Rose was overjoyed when she became pregnant a second time. Alexandre ceased his visits to her shortly after, which came as a relief. Alexandre’s father treated her well, perhaps shamed by his son’s behaviour, and was indulgent of his grandson. She felt content in those months with her young son and her new baby growing inside her.
Then, shortly after Hortense’s birth, when Alexandre was in Martinique and had not even met his baby daughter, his mistress, Laure, came to deliver a letter. Rose was surprised, affronted by the bold-faced cheek of the woman to call so openly on the wife of her lover. But Rose had been curious and accepted the letter she delivered, slicing open the seal with her knife. She read the note. It took all her resolve to keep her face still, showing no pain and swallowing her rage. She would not give his lover that satisfaction. In coarse terms, Alexandre informed Rose that he doubted the paternity of her baby. He could no longer be married to a promiscuous slut and he insisted she move into a convent.

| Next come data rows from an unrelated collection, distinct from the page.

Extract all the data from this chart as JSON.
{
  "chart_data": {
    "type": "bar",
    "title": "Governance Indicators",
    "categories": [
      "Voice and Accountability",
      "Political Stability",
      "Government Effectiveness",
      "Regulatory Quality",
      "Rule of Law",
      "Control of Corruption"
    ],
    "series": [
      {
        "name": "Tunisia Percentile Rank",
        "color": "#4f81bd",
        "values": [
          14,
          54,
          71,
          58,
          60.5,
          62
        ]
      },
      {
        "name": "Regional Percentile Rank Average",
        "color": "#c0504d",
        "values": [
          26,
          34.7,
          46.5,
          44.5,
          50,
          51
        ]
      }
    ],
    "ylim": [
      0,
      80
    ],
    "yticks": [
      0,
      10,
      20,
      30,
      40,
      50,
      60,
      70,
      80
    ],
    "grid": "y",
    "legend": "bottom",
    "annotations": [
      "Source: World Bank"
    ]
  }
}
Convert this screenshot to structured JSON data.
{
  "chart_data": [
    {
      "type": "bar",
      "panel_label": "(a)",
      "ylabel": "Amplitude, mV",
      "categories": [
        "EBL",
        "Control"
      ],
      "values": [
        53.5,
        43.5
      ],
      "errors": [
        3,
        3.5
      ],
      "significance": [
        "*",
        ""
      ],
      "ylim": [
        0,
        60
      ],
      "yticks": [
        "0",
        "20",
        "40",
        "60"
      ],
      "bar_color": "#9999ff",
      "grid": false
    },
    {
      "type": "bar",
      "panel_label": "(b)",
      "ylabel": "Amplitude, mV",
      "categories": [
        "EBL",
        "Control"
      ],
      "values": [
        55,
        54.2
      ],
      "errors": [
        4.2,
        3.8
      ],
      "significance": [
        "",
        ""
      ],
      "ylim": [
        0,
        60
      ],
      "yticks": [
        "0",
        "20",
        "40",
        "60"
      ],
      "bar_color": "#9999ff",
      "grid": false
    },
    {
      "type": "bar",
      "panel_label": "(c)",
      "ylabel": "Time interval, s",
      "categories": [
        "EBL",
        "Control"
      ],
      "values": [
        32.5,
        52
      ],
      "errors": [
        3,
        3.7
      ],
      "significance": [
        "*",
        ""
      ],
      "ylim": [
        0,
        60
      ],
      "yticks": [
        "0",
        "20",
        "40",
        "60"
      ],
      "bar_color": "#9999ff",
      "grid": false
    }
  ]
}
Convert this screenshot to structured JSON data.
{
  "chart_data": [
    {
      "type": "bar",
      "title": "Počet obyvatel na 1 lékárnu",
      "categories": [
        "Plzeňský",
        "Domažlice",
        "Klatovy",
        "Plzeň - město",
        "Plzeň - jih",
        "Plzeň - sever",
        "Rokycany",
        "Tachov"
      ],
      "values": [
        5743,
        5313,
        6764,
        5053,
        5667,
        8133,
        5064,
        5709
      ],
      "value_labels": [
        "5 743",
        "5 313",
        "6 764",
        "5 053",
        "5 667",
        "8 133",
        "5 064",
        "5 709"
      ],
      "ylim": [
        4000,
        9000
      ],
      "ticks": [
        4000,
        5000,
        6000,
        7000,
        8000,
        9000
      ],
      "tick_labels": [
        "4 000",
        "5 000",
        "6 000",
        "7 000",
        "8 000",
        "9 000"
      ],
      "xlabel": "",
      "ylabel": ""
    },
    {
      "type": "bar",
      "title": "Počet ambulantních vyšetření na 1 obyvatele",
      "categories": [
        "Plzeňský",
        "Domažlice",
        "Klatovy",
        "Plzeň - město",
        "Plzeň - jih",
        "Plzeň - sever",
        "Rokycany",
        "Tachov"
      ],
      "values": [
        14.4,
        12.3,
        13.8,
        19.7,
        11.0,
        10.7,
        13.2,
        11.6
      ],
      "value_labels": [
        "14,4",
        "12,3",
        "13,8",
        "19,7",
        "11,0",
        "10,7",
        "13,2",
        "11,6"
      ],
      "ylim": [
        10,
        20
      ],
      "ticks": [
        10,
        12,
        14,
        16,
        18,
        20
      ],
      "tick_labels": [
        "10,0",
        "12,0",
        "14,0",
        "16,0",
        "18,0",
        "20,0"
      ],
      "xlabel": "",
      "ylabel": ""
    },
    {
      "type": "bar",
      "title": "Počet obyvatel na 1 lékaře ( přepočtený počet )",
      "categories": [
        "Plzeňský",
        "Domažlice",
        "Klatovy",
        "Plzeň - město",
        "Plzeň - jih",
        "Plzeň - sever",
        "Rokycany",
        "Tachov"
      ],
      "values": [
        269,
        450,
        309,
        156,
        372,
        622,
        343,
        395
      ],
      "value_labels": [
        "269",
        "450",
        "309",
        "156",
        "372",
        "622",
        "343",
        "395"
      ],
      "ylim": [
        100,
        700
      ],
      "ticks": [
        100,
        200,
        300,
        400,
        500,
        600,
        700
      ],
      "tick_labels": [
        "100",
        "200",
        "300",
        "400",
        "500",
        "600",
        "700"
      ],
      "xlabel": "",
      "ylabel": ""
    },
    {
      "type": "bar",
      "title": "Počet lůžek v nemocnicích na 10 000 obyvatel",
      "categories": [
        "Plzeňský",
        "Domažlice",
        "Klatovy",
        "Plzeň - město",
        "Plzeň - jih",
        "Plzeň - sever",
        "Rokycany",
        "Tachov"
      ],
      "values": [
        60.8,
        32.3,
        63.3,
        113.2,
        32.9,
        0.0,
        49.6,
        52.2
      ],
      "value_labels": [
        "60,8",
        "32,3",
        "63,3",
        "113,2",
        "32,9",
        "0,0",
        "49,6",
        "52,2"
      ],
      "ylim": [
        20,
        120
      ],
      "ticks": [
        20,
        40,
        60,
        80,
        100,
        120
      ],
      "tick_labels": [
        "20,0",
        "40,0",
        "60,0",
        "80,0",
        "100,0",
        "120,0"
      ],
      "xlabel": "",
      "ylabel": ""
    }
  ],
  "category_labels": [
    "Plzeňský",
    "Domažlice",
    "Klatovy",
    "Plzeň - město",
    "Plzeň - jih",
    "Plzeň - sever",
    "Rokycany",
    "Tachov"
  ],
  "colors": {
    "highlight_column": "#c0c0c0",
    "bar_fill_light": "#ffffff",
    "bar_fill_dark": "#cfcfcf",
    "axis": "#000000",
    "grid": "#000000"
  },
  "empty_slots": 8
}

A convent! Rose’s cheeks flushed at the memory. Little Eugene, only two years old, had run to her; even then he was kind-hearted and sensitive to his mother’s distress. He had clung to her legs, as if he knew he was about to lose her.
Now she was resolved to do what was best for her children. She must marry a man who would cherish her, not parade her, as Marguerite had advised her during her time in the convent. Those women knew about security. Love was a luxury few could afford.